Tony Blair's government has become arrogant and does not take fighting sleaze seriously enough, former Commons Speaker Betty Boothroyd has said.
Betty Boothroyd is worried about the size of Blair's majority
Baroness Boothroyd, a former Labour MP, said the government had enjoyed "far too large a majority".
This meant it was "steam rolling over everything", she said, adding that Mr Blair was too presidential.
She backed standards watchdog Sir Alistair Graham for saying Mr Blair saw standards as a "minor issue".
She told BBC News 24's Straight Talk programme: "It was absolutely right for a man in that position to speak out as he has done and I hope that 10 Downing Street have taken note of that."
The prime minister came to power promising to be "whiter than white".
But Lady Boothroyd, who stepped down as Commons speaker in 2001 and sits as a crossbench peer, spelt out what could go wrong in power.
"It came in with very good intentions, making all those statements, setting up all these conventions, these institutions - quite right," she said.
"But somehow there is an arrogance that has been built in there because they feel that it doesn't quite affect them."
Downing Street insists it does take standards issues seriously.
Sir John Bourn was appointed in March to advise ministers on potential clashes between their public duties and private affairs - and to investigate any claims that the rules have been broken.
But Sir Alistair has said he has little discretion to act on his own initiative and there is no guarantee his findings will be published.
Lady Boothroyd said she had prayed at the last election for whatever government was elected to have a "nice majority" of 30 or 40 (Labour's majority is 66).
"Otherwise there is arrogance, there is steam rolling over everything," she said.
The British prime minister now goes all over the world and is a world statesman, she said.
"So it is a bit presidential with a small 'p' in that respect, but for goodness sake let us not move into presidential style," she argued.

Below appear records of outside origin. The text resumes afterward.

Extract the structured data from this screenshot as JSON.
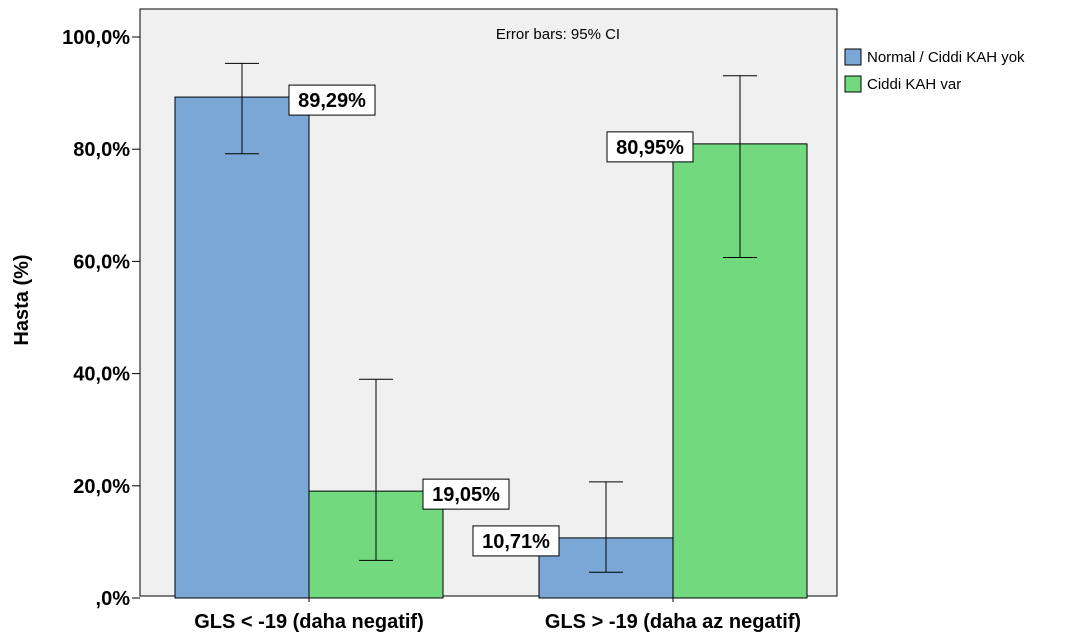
{
  "chart_data": {
    "type": "bar",
    "note": "Error bars: 95% CI",
    "ylabel": "Hasta (%)",
    "xlabel": "",
    "categories": [
      "GLS < -19 (daha negatif)",
      "GLS > -19 (daha az negatif)"
    ],
    "ylim": [
      0,
      100
    ],
    "yticks": [
      {
        "value": 0,
        "label": ",0%"
      },
      {
        "value": 20,
        "label": "20,0%"
      },
      {
        "value": 40,
        "label": "40,0%"
      },
      {
        "value": 60,
        "label": "60,0%"
      },
      {
        "value": 80,
        "label": "80,0%"
      },
      {
        "value": 100,
        "label": "100,0%"
      }
    ],
    "series": [
      {
        "name": "Normal / Ciddi KAH yok",
        "color": "#7aa7d6",
        "values": [
          89.29,
          10.71
        ],
        "labels": [
          "89,29%",
          "10,71%"
        ],
        "ci_low": [
          79.2,
          4.6
        ],
        "ci_high": [
          95.3,
          20.7
        ]
      },
      {
        "name": "Ciddi KAH var",
        "color": "#72d97f",
        "values": [
          19.05,
          80.95
        ],
        "labels": [
          "19,05%",
          "80,95%"
        ],
        "ci_low": [
          6.7,
          60.7
        ],
        "ci_high": [
          39.0,
          93.1
        ]
      }
    ],
    "grid": false,
    "legend_position": "right"
  }
}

Lady Boothroyd also attacked the idea of having a partly-elected House of Lords, a proposal which reportedly now has Cabinet backing.
"I've never heard how that's going to work," she said. "Are my votes less important than somebody who's been elected?"
She argued that a fully elected Lords would be a "huge challenge to the primacy of the Commons".
She asked who would "reign supreme" if the two houses disagreed.
Meanwhile, Mr Blair's former policy adviser is warning that Labour has lost public trust by relying too heavily on rich backers.
Geoff Mulgan, ex-No 10 policy chief, said the increase in spending by political parties on elections in the 1980s and 1990s had created pressures.
"I think many of them paid much to high a price in terms of giving too much power and sway to rich individuals and big companies," Mr Mulgan tells GMTV in an interview to be broadcast on Sunday.
"Then, not surprising, the public lost trust in them because they saw that happening, and I fear that that has happened to some extent to New Labour."
But he said the UK had been blessed "with pretty impressive leaders and highly moral leaders by the standards of recent history, or indeed by international standards".
Mr Blair ordered a review of the way parties under funded after recent claims of "cash for peerages".
New limits on election spending and on the size of individual donations are among the options being considered by former civil servant Sir Hayden Phillips.
Lady Boothroyd's Straight Talk interview is being screened on BBC News 24 on Saturday at 0430 BST, 1030 and 2230, and on Sunday at 0130, 1530 and 2230.